The Biology of Postmortem Pressure
The mechanism behind this phenomenon relies entirely on natural decomposition. Following death, anaerobic bacteria within the gastrointestinal tract multiply rapidly, consuming tissues and producing metabolic gases such as methane, carbon dioxide, and hydrogen sulfide. Between two to five days after death, depending on temperature and humidity, these expanding gases cause the torso and limbs to bloat.
This immense intra-abdominal pressure builds up inside the cavity until it forces internal fluids and organs toward any available exit. Eventually, the pressure squeezes the uterus, forcing it to turn inside out and pass through the vaginal opening. If a fetus is present, this specific inversion pushes the fetus out of the body in a way that physically mimics live childbirth.
From the Inquisition to Modern Forensic Science
Documented cases span centuries, with one of the earliest official entries occurring in 1551. A pregnant woman was executed by hanging during the Spanish Inquisition, and observers documented two infants falling from her body four hours postmortem. In 1633, a deceased woman in Brussels spontaneously expelled a fetus three days after her death. Today, modern chemical embalming processes replace natural fluids and eliminate gas-producing bacteria, making the event exceptionally rare.
However, it still occurs when a body remains undiscovered. In 2005, medical examiners in Hamburg, Germany, discovered an eight-month pregnant woman who had succumbed to an overdose, capturing a case of postmortem extrusion directly in progress. Another instance occurred during the 2018 Watts family homicide investigation, where a deceased woman buried in a shallow grave expelled a 15-week-old fetus.
Uncovering Historical Anomalies
Bioarchaeologists look for highly specific skeletal arrangements to identify this phenomenon in ancient burial grounds. For a true diagnosis, the complete fetal remains must lie entirely outside the pelvic outlet, positioned in-line with the birth canal, with the skull facing the opposite direction of the mother. Excavations have revealed several verified instances across Europe.
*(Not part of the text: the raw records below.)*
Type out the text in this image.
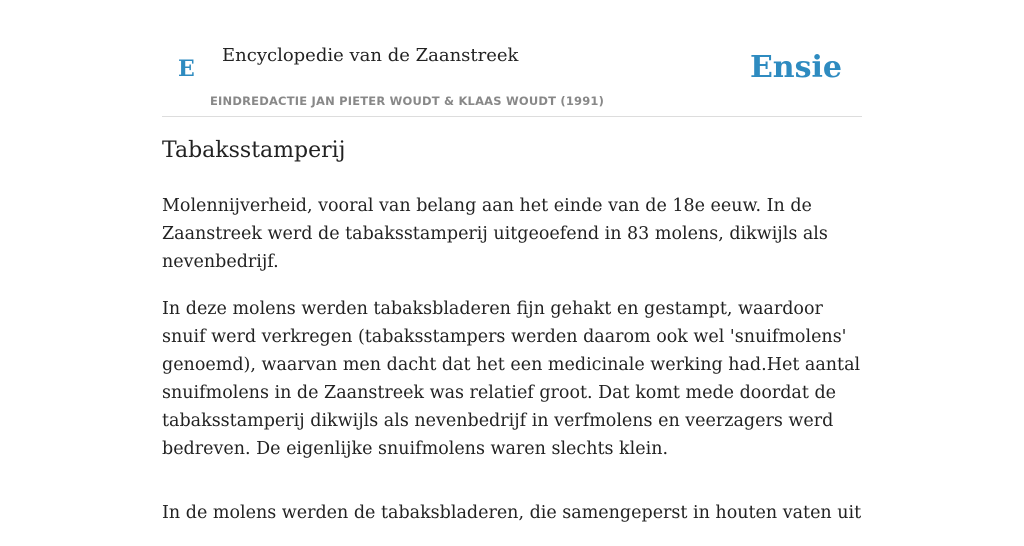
E
Encyclopedie van de Zaanstreek
EINDREDACTIE JAN PIETER WOUDT & KLAAS WOUDT (1991)
Ensie
Tabaksstamperij

Molennijverheid, vooral van belang aan het einde van de 18e eeuw. In de Zaanstreek werd de tabaksstamperij uitgeoefend in 83 molens, dikwijls als nevenbedrijf.

In deze molens werden tabaksbladeren fijn gehakt en gestampt, waardoor snuif werd verkregen (tabaksstampers werden daarom ook wel 'snuifmolens' genoemd), waarvan men dacht dat het een medicinale werking had.Het aantal snuifmolens in de Zaanstreek was relatief groot. Dat komt mede doordat de tabaksstamperij dikwijls als nevenbedrijf in verfmolens en veerzagers werd bedreven. De eigenlijke snuifmolens waren slechts klein.

In de molens werden de tabaksbladeren, die samengeperst in houten vaten uit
In 1975, archeologists excavating a medieval cemetery in Kings Worthy, England, uncovered a young female skeleton with a fetal cranium resting directly between her femora, or thigh bones. Similar skeletal configurations have been documented at a Neolithic site in Germany, a fourteenth-century Black Death cemetery in Genoa, Italy, and a Roman-era site near Baldock, Hertfordshire. These precise physical configurations allow scientists to track historical maternal mortality data without confusing the event with separate post-burial traditions.